We owe what we know about attachment to two great psychologists, John Bowlby and Mary Ainsworth. Bowlby referred to attachment as “a fundamental need to form close affectional bonds,” and saw the role of attachment as the foundation upon which psychological life is built.
The attachment bond is the primary way in which in childhood we learn to regulate our emotions and anxiety. According to Bowlby, the attachment system provides three important functions for human development: to protect life (attachment system), to facilitate growth (caregiving system), and to support learning (exploratory system). This attachment system is believed to be active from “cradle to grave” and is activated throughout our lifespan by fear.

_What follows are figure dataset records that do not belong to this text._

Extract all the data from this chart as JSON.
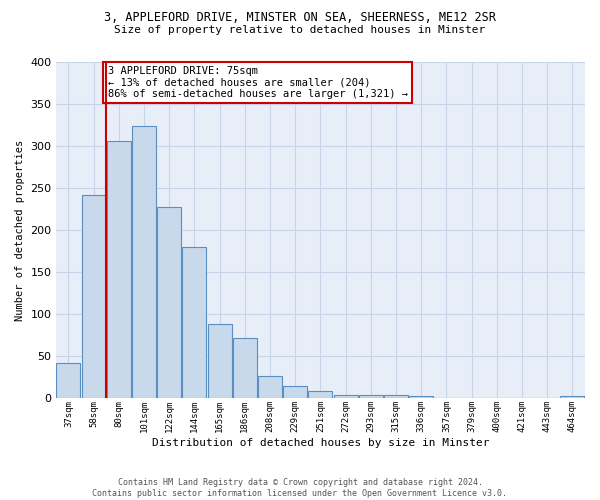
{
  "title_line1": "3, APPLEFORD DRIVE, MINSTER ON SEA, SHEERNESS, ME12 2SR",
  "title_line2": "Size of property relative to detached houses in Minster",
  "xlabel": "Distribution of detached houses by size in Minster",
  "ylabel": "Number of detached properties",
  "footer_line1": "Contains HM Land Registry data © Crown copyright and database right 2024.",
  "footer_line2": "Contains public sector information licensed under the Open Government Licence v3.0.",
  "categories": [
    "37sqm",
    "58sqm",
    "80sqm",
    "101sqm",
    "122sqm",
    "144sqm",
    "165sqm",
    "186sqm",
    "208sqm",
    "229sqm",
    "251sqm",
    "272sqm",
    "293sqm",
    "315sqm",
    "336sqm",
    "357sqm",
    "379sqm",
    "400sqm",
    "421sqm",
    "443sqm",
    "464sqm"
  ],
  "values": [
    42,
    242,
    305,
    323,
    227,
    180,
    88,
    72,
    26,
    15,
    9,
    4,
    4,
    4,
    3,
    0,
    0,
    0,
    0,
    0,
    3
  ],
  "bar_color": "#c9d9ec",
  "bar_edge_color": "#5a8fc2",
  "grid_color": "#c8d4e8",
  "bg_color": "#e8eef8",
  "annotation_text": "3 APPLEFORD DRIVE: 75sqm\n← 13% of detached houses are smaller (204)\n86% of semi-detached houses are larger (1,321) →",
  "annotation_box_color": "#ffffff",
  "annotation_box_edge": "#cc0000",
  "red_line_x": 1.5,
  "ylim": [
    0,
    400
  ],
  "yticks": [
    0,
    50,
    100,
    150,
    200,
    250,
    300,
    350,
    400
  ]
}
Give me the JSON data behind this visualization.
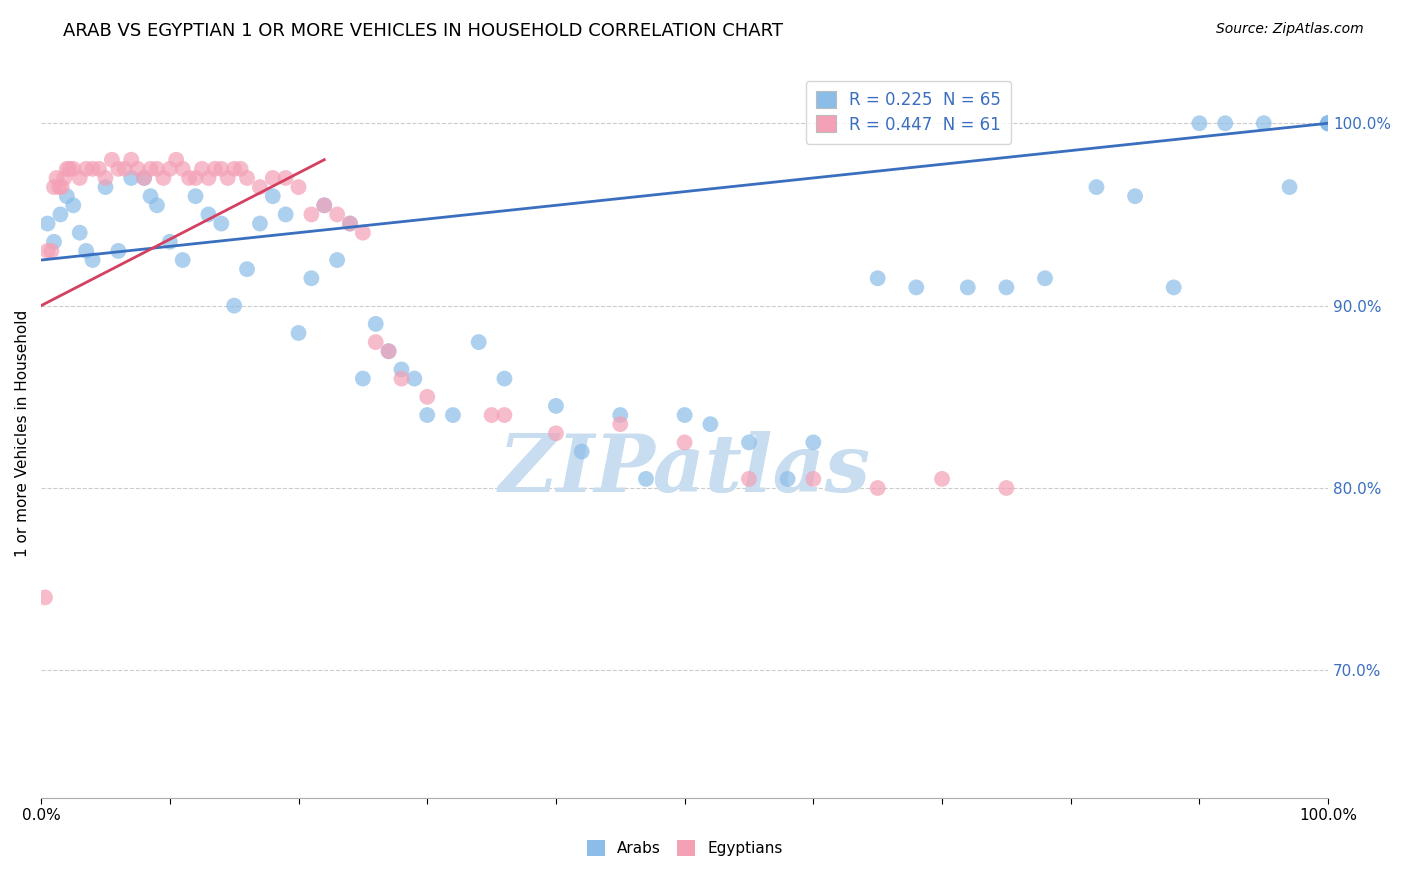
{
  "title": "ARAB VS EGYPTIAN 1 OR MORE VEHICLES IN HOUSEHOLD CORRELATION CHART",
  "source": "Source: ZipAtlas.com",
  "ylabel": "1 or more Vehicles in Household",
  "xlim": [
    0.0,
    100.0
  ],
  "ylim": [
    63.0,
    103.0
  ],
  "arab_color": "#8bbde8",
  "egyptian_color": "#f4a0b5",
  "arab_line_color": "#3a6fbf",
  "egyptian_line_color": "#d44060",
  "watermark": "ZIPatlas",
  "arab_scatter_x": [
    0.5,
    1.0,
    1.5,
    2.0,
    2.5,
    3.0,
    3.5,
    4.0,
    5.0,
    6.0,
    7.0,
    8.0,
    8.5,
    9.0,
    10.0,
    11.0,
    12.0,
    13.0,
    14.0,
    15.0,
    16.0,
    17.0,
    18.0,
    19.0,
    20.0,
    21.0,
    22.0,
    23.0,
    24.0,
    25.0,
    26.0,
    27.0,
    28.0,
    29.0,
    30.0,
    32.0,
    34.0,
    36.0,
    40.0,
    42.0,
    45.0,
    47.0,
    50.0,
    52.0,
    55.0,
    58.0,
    60.0,
    65.0,
    68.0,
    72.0,
    75.0,
    78.0,
    82.0,
    85.0,
    88.0,
    90.0,
    92.0,
    95.0,
    97.0,
    100.0,
    100.0,
    100.0,
    100.0,
    100.0,
    100.0
  ],
  "arab_scatter_y": [
    94.5,
    93.5,
    95.0,
    96.0,
    95.5,
    94.0,
    93.0,
    92.5,
    96.5,
    93.0,
    97.0,
    97.0,
    96.0,
    95.5,
    93.5,
    92.5,
    96.0,
    95.0,
    94.5,
    90.0,
    92.0,
    94.5,
    96.0,
    95.0,
    88.5,
    91.5,
    95.5,
    92.5,
    94.5,
    86.0,
    89.0,
    87.5,
    86.5,
    86.0,
    84.0,
    84.0,
    88.0,
    86.0,
    84.5,
    82.0,
    84.0,
    80.5,
    84.0,
    83.5,
    82.5,
    80.5,
    82.5,
    91.5,
    91.0,
    91.0,
    91.0,
    91.5,
    96.5,
    96.0,
    91.0,
    100.0,
    100.0,
    100.0,
    96.5,
    100.0,
    100.0,
    100.0,
    100.0,
    100.0,
    100.0
  ],
  "egyptian_scatter_x": [
    0.3,
    0.5,
    0.8,
    1.0,
    1.2,
    1.4,
    1.6,
    1.8,
    2.0,
    2.2,
    2.5,
    3.0,
    3.5,
    4.0,
    4.5,
    5.0,
    5.5,
    6.0,
    6.5,
    7.0,
    7.5,
    8.0,
    8.5,
    9.0,
    9.5,
    10.0,
    10.5,
    11.0,
    11.5,
    12.0,
    12.5,
    13.0,
    13.5,
    14.0,
    14.5,
    15.0,
    15.5,
    16.0,
    17.0,
    18.0,
    19.0,
    20.0,
    21.0,
    22.0,
    23.0,
    24.0,
    25.0,
    26.0,
    27.0,
    28.0,
    30.0,
    35.0,
    36.0,
    40.0,
    45.0,
    50.0,
    55.0,
    60.0,
    65.0,
    70.0,
    75.0
  ],
  "egyptian_scatter_y": [
    74.0,
    93.0,
    93.0,
    96.5,
    97.0,
    96.5,
    96.5,
    97.0,
    97.5,
    97.5,
    97.5,
    97.0,
    97.5,
    97.5,
    97.5,
    97.0,
    98.0,
    97.5,
    97.5,
    98.0,
    97.5,
    97.0,
    97.5,
    97.5,
    97.0,
    97.5,
    98.0,
    97.5,
    97.0,
    97.0,
    97.5,
    97.0,
    97.5,
    97.5,
    97.0,
    97.5,
    97.5,
    97.0,
    96.5,
    97.0,
    97.0,
    96.5,
    95.0,
    95.5,
    95.0,
    94.5,
    94.0,
    88.0,
    87.5,
    86.0,
    85.0,
    84.0,
    84.0,
    83.0,
    83.5,
    82.5,
    80.5,
    80.5,
    80.0,
    80.5,
    80.0
  ],
  "arab_trendline_x": [
    0.0,
    100.0
  ],
  "arab_trendline_y": [
    92.5,
    100.0
  ],
  "egyptian_trendline_x": [
    0.0,
    22.0
  ],
  "egyptian_trendline_y": [
    90.0,
    98.0
  ],
  "grid_color": "#cccccc",
  "background_color": "#ffffff",
  "title_fontsize": 13,
  "label_fontsize": 11,
  "tick_fontsize": 11,
  "source_fontsize": 10,
  "watermark_color": "#c8ddf0",
  "watermark_fontsize": 58,
  "ytick_values": [
    70,
    80,
    90,
    100
  ],
  "ytick_labels": [
    "70.0%",
    "80.0%",
    "90.0%",
    "100.0%"
  ],
  "xtick_positions": [
    0,
    10,
    20,
    30,
    40,
    50,
    60,
    70,
    80,
    90,
    100
  ],
  "xtick_labels": [
    "0.0%",
    "",
    "",
    "",
    "",
    "",
    "",
    "",
    "",
    "",
    "100.0%"
  ]
}
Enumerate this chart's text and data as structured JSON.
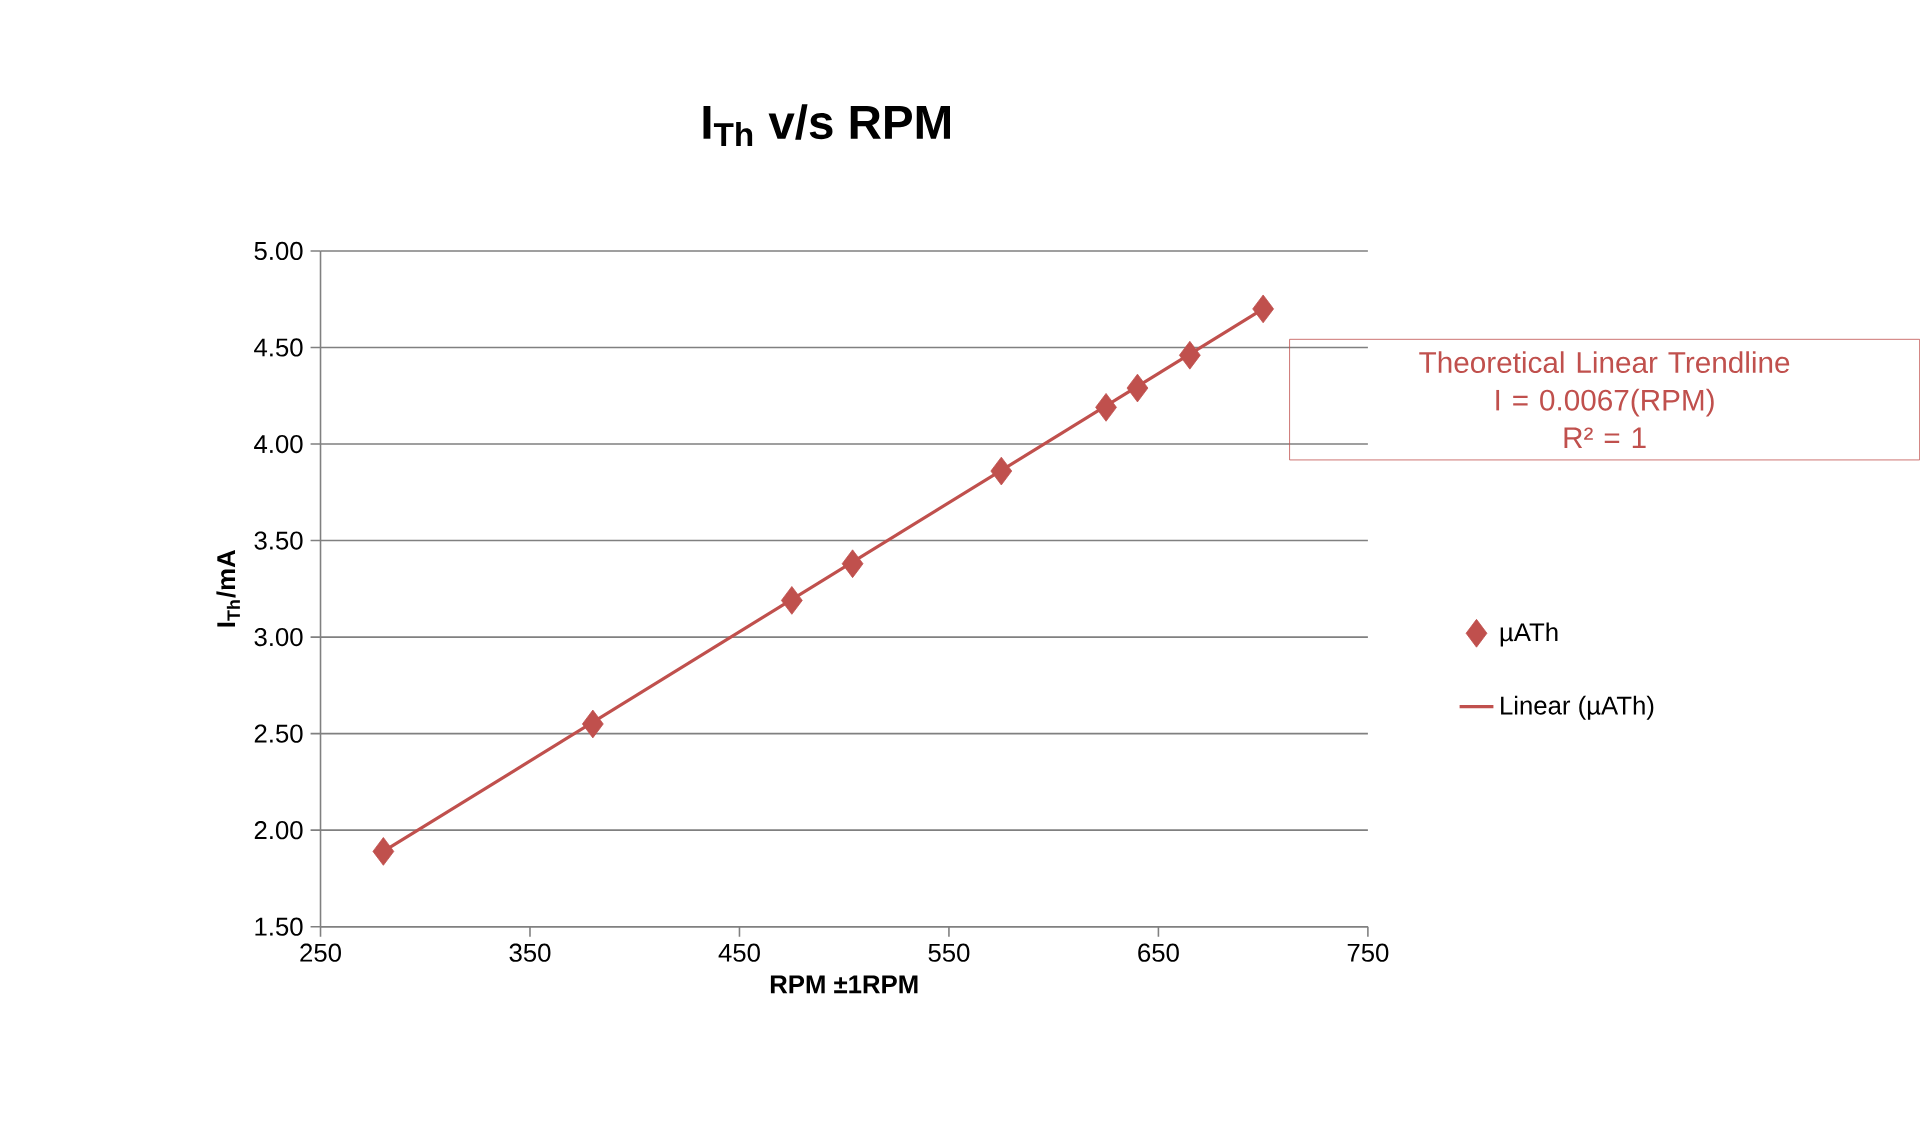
{
  "chart_data": {
    "type": "scatter",
    "title": "I$_{Th}$  v/s RPM",
    "xlabel": "RPM ±1RPM",
    "ylabel": "I$_{Th}$/mA",
    "xlim": [
      250,
      750
    ],
    "xticks": [
      250,
      350,
      450,
      550,
      650,
      750
    ],
    "ylim": [
      1.5,
      5.0
    ],
    "yticks": [
      {
        "value": 1.5,
        "label": "1.50"
      },
      {
        "value": 2.0,
        "label": "2.00"
      },
      {
        "value": 2.5,
        "label": "2.50"
      },
      {
        "value": 3.0,
        "label": "3.00"
      },
      {
        "value": 3.5,
        "label": "3.50"
      },
      {
        "value": 4.0,
        "label": "4.00"
      },
      {
        "value": 4.5,
        "label": "4.50"
      },
      {
        "value": 5.0,
        "label": "5.00"
      }
    ],
    "grid": "y",
    "legend": "right",
    "annotations": [
      "Theoretical Linear Trendline",
      "I = 0.0067(RPM)",
      "R² = 1"
    ],
    "series": [
      {
        "name": "µATh",
        "marker": "diamond",
        "color": "#c0504d",
        "x": [
          280,
          380,
          475,
          504,
          575,
          625,
          640,
          665,
          700
        ],
        "values": [
          1.89,
          2.55,
          3.19,
          3.38,
          3.86,
          4.19,
          4.29,
          4.46,
          4.7
        ]
      },
      {
        "name": "Linear (µATh)",
        "type": "line",
        "marker": "none",
        "line_style": "solid",
        "color": "#c0504d",
        "x": [
          280,
          700
        ],
        "values": [
          1.89,
          4.7
        ]
      }
    ]
  }
}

The early attachment system becomes internalized and plays a significant role in the way we relate to others, especially in the context of our most meaningful relationships. It works like a GPS for relationships, guiding us towards safety and alerting us when there are obstacles on the road.
Mary Ainsworth, one of Bowlby’s students, developed attachment theory furthermore, and through a series of experiments with babies and their mothers, she came to see different styles of attachment: secure, insecure-avoidant, insecure-ambivalent, and insecure-disorganized. In secure attachments, the other person (mother/partner) is perceived as safe, reliable and we perceive ourselves as worthy of being loved, protected and responded to. In insecure attachments, we experience the other as abandoning, unpredictable, and our sense of self is filled with doubt, anxiety and feelings of worthlessness. Insecure style of relating leads to habitual detachment, avoidance, and ambivalence (mixed feelings) about getting close in relationships.
Research has shown that patterns of relationships in adulthood, closely resemble the attachment style in childhood. In addition, attachment styles in babies also have shown an important correlation with the attachment style in their mothers.
Having a better understanding of how we are wired for love can help us navigate the complexity of human relationships, and find the safety we seek when we love someone deeply.